Anmeldungen zu CTF's finden immer vor Ort statt.



killer_karpfen schrieb:


> Weis jemand ob man die 44 km Strecke auch mit einem 28 Zoll Crossbike absolvieren kann? Mein Vater würde nämlich auch gerne mitfahren



Wenn mich meine Ortskenntnisse nicht täuschen scheint die gesamte Strecke über Asphalt, "Schotter/"Brechsand" und Waldwege zu führen, sollte also auch mit einem Crossrad zu machen sein, wobei bei den derzeitigen Wegeverhältnissen ein MTB die klar bessere Alternative ist.

Gruß
Christoph


----------



## killer_karpfen (14. Februar 2010)

> Wenn mich meine Ortskenntnisse nicht täuschen scheint die gesamte Strecke über Asphalt, "Schotter/"Brechsand" und Waldwege zu führen



Ich zweifel nicht an deine Kenntnisse aber im internet steht 





> _ mehr fahrerisches Können sowie Fahrradbeherrschung auf vergleichsweise anspruchsvollerem Terrain._



Kann vielleicht noch jemand etwas dazu berichten? Nicht das mein Vater da nachher mitfährt und nicht weiter kommt. Er ist leider kein mountainbiker sondern fährt nur waldwege und straße. Darum auch nur ein Crossbike


----------



## MTB-News.de




----------



## SBIKERC (14. Februar 2010)

sagen wir so
eine CTF ist eine massentaugliche MTB Veranstalltung, vorallem die CTFs im Winter sind meist auf Wegen die man bei jeden Wetter fahren kann -> sprich Schotterwege und Feldewege etc.


----------



## killer_karpfen (14. Februar 2010)

Dann denke ich mal wenn der Schnee nicht zu tief ist schaft er es wohl mit seinem Bike. 
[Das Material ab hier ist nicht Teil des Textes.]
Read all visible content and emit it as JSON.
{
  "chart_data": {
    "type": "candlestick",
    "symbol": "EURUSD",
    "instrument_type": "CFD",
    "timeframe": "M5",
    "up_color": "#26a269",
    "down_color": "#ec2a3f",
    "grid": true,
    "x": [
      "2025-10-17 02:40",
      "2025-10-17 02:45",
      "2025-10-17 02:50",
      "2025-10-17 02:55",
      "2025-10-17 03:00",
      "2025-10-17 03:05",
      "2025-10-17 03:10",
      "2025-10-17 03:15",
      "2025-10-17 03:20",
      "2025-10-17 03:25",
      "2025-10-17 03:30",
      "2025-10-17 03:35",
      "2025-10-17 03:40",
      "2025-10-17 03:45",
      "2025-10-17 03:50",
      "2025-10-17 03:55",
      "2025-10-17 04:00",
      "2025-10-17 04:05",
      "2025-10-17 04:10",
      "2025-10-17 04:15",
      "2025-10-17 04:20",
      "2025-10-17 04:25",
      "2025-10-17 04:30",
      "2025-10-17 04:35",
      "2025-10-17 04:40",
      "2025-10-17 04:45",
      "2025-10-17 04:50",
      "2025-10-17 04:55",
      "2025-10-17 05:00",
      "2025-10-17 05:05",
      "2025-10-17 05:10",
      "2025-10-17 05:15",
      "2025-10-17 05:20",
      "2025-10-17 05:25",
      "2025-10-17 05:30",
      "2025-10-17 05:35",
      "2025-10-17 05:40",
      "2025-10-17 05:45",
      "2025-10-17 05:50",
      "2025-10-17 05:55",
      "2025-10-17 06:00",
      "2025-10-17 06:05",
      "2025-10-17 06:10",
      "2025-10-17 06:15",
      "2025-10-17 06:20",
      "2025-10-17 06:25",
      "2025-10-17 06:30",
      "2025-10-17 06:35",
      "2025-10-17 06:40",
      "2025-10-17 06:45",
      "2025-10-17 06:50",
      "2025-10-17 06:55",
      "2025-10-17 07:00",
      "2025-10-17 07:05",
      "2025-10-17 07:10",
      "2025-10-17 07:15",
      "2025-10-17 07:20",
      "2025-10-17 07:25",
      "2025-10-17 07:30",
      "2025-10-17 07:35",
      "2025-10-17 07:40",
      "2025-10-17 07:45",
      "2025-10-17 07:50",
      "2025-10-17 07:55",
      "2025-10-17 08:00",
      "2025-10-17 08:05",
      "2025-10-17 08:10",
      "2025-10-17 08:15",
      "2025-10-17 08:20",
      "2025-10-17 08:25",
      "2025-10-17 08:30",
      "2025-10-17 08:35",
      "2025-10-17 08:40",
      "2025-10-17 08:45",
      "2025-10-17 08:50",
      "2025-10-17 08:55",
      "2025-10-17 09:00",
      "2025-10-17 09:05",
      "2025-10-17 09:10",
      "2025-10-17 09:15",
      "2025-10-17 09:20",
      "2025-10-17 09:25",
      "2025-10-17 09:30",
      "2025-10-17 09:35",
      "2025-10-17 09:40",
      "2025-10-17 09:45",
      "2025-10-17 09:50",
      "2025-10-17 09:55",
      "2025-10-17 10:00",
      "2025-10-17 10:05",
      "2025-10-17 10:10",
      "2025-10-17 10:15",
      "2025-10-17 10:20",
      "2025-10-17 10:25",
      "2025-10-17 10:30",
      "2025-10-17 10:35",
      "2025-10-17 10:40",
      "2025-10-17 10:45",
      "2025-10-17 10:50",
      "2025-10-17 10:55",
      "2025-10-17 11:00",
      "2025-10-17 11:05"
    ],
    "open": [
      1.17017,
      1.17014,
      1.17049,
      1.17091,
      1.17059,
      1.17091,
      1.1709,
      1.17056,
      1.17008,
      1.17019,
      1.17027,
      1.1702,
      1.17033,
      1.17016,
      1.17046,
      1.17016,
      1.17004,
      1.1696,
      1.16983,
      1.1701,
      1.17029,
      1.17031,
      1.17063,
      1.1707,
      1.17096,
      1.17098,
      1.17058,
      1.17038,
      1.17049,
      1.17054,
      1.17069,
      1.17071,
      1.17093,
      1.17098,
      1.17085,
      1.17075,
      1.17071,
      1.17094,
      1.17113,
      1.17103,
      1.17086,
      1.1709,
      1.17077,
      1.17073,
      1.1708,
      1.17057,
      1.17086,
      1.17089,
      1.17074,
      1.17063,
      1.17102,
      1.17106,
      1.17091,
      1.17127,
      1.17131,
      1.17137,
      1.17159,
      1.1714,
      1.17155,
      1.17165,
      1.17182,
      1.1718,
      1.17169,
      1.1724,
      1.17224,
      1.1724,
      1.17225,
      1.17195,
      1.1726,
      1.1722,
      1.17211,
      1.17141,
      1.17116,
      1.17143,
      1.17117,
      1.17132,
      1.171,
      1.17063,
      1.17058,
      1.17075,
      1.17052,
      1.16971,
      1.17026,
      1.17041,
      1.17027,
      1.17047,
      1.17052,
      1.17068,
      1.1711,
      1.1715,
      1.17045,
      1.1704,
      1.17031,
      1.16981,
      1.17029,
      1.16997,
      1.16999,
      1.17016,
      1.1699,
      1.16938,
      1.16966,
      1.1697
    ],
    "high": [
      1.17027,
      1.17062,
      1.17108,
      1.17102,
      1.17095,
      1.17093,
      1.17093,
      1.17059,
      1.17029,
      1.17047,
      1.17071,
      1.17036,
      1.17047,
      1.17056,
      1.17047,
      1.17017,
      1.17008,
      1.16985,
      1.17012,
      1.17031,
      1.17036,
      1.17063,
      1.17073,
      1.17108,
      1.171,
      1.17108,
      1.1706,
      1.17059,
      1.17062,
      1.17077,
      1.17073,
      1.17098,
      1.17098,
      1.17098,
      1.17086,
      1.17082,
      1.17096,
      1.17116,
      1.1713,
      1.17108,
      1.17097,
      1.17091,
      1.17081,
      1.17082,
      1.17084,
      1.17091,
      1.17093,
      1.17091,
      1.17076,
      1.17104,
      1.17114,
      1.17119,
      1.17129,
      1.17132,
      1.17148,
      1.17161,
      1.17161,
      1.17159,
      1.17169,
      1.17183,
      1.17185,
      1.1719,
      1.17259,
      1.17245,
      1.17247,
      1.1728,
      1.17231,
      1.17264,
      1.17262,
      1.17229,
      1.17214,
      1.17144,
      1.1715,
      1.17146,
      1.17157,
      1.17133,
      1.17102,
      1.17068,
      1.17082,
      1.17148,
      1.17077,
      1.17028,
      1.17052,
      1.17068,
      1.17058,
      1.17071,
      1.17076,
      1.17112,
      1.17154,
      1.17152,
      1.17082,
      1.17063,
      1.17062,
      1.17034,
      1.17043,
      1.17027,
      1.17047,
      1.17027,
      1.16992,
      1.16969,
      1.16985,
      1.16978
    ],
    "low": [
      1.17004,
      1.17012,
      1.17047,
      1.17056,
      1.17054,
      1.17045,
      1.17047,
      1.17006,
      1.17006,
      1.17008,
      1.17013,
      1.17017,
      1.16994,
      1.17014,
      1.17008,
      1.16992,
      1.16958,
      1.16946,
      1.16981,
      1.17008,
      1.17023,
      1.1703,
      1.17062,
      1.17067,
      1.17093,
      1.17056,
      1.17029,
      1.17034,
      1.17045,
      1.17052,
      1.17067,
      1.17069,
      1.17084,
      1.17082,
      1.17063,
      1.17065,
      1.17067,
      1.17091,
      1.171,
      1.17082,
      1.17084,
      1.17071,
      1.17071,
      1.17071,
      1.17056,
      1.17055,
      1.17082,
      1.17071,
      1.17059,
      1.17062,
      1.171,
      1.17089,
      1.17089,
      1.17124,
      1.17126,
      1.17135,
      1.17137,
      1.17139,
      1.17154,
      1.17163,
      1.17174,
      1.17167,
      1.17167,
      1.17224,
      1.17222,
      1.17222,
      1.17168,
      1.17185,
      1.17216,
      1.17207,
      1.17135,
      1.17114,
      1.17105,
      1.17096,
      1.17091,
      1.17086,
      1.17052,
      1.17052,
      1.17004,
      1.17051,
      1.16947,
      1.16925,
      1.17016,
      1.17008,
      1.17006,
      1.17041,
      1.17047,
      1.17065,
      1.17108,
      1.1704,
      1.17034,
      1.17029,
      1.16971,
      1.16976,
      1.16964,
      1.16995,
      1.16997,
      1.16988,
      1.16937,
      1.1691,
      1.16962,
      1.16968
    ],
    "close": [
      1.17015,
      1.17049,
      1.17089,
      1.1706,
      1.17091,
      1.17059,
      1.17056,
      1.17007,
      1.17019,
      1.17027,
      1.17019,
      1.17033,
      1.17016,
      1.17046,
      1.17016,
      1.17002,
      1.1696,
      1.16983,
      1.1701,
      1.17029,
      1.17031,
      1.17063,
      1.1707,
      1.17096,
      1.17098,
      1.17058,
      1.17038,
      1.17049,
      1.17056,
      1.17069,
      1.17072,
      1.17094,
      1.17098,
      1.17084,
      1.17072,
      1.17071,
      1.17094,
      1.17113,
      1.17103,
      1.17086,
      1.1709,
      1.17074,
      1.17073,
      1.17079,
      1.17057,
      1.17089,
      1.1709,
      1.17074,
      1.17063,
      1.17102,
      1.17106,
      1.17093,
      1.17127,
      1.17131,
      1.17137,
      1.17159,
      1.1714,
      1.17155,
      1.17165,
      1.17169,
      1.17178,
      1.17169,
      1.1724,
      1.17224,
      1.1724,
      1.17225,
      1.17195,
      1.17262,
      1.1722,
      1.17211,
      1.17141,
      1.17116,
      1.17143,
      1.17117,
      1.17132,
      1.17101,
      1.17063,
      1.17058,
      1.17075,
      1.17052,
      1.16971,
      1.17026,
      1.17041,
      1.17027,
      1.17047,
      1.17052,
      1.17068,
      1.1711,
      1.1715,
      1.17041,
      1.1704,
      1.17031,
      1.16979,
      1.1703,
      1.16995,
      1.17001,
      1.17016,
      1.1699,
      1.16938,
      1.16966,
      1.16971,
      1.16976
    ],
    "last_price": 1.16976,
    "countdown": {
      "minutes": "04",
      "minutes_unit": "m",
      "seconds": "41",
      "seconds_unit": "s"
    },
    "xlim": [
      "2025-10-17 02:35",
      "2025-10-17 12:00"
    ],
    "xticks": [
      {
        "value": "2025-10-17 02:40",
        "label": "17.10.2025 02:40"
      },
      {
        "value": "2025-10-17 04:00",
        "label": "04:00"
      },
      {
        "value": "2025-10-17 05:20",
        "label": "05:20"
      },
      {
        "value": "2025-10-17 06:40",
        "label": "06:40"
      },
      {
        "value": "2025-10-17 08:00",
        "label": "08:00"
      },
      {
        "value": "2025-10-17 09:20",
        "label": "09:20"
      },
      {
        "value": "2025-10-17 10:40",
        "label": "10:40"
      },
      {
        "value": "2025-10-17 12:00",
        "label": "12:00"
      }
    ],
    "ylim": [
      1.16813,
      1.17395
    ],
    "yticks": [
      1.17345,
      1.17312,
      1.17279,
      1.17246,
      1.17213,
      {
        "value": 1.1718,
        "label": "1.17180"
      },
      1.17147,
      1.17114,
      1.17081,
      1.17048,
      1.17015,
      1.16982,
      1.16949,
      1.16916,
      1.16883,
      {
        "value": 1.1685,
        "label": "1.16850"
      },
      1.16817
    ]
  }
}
So wie du das schreibst hört es sich so an als wären es eher "langweilige" Wege. Lohnt sich die Teilnahme trotzdem?


----------



## Deleted 83484 (14. Februar 2010)

das klingt ja interessant.....

Wenn das Wetter mitspielt, bin ich dabei!!


----------



## killer_karpfen (15. Februar 2010)

*Thema hoch hol*


----------



## Deleted 83484 (15. Februar 2010)

Ich kenne bisher nur die CTF in Essen-Steele und bin davon sehr begeistert...super Organisation, super Strecke....

sind beide von der Strecke her vergleichbar....vom Anspruch her??


----------



## SBIKERC (18. Februar 2010)

kann gut sein das mein Vater und ich dabei sind


----------



## MTB-News.de




----------



## Deleted 83484 (20. Februar 2010)

Bin doch nicht dabei.....


----------



## SBIKERC (20. Februar 2010)

so Wetter war gut, Strecke war gut ausgeschildert, die Verpflegungsstelle war auch gut bestückt, landschaftlich wars schön

nur keine Start Nr weil Sicherheitsnadeln fehlten (kann man die nicht schnell besorgen  )
und die Strecke war ehr was fürs Tourenräder als wie fürs MTB

trotzdem ganz nettes Grundlagentraining


!!!habe die kleine Runde als GPS Track aufgezeichnet!!!


----------



## killer_karpfen (20. Februar 2010)

Strecke war zwar mehr Straße als Wald oder Schotterwege, aber dennoch supper Strecke. Hat richtig spaß gemacht. Ich bin die 33 km Strecke gefahren, bzw. wollte. Am Ende meiner Tour standen 38 km. Bin aber irgend ein Weg auch 2 mal gefahren . 
Hat mich jemand an einer Bushaltestelle gesehn? Silbernes Merida Bike ca 5 Kilometer vorm Finish. Mir ist die Kette gerissen . Aber zum Glück konnte mich mein "Teamwagen" abholen

Fazit: Trotz gerissener Ketter eine tolle Tour


----------